Tuesday, May 24, 2011

OR Tyrants and Aggression


"Why don't you like your job, mommy?"
"Because mommy likes to know when her day starts and when her day ends. In the OR, you never know."

This was an actual conversation I had over breakfast yesterday. I had a 'late start', first case to begin at almost eleven a.m.

There was a phone call. I was in my pajamas. "When can you come in?" I gave my best estimate-sixty to ninety minutes. (From pajama, to breakfast, to lunches packed, to kid to school, through traffic--the worst time of day for it--to work). "That's not going to help me."

Okay then, start another room.

Then my boss calls. Apparently, even though you check TWICE to make sure of the start time, 'you are responsible' for any coverage before that is added on. Another doc was called in.. I got there ten minutes after him. But I had to sit in shame for two hours until I started my case. Unpaid.

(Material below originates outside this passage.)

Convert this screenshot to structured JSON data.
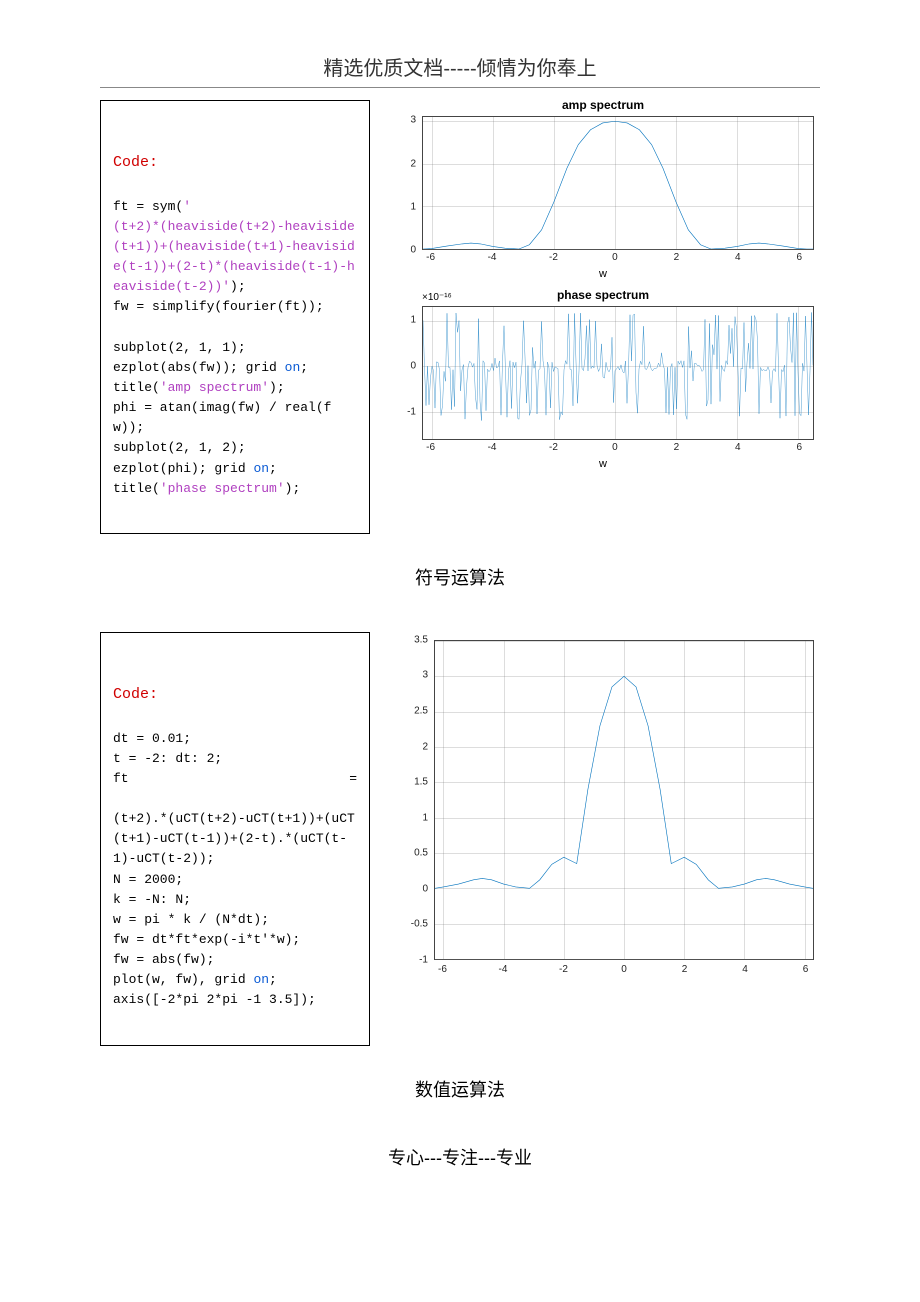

That is the nature of the OR. Remember how I said it is like a server navigating a busy kitchen? This is Hell's Kitchen, the OR. And unless you are trained on it from early on, you are not going to make it, not going to fit in. From the scrub tech, to OR nurse, to surgeons and anesthesia...it is rife with conflict.

And why, exactly was not one but TWO anesthesiologists' mornings radically disrupted?

A cardiac surgeon had a VATS (video-assisted thoracic surgery) scheduled at 3:45 p.m. and wanted to move it up. No emergency. No saving a life. He just didn't want to wait until his scheduled time for add-on. All add-ons are to be scheduled on a first-come, first-serve basis in the OR to be done at the end of the day following scheduled ones. Any bumping (cutting in line) is a direct surgeon-to-surgeon agreement.

This was bullshit. The charge OR nurse wanted to look good. And the surgeon saw the gap in the schedule, and went for it. Ego. Pure, unadulterated ego.

I kid you not. Patients DIE from this. The poor woman, in the rush, there was trouble putting in the double-lumen tube. Safety last. Ego first.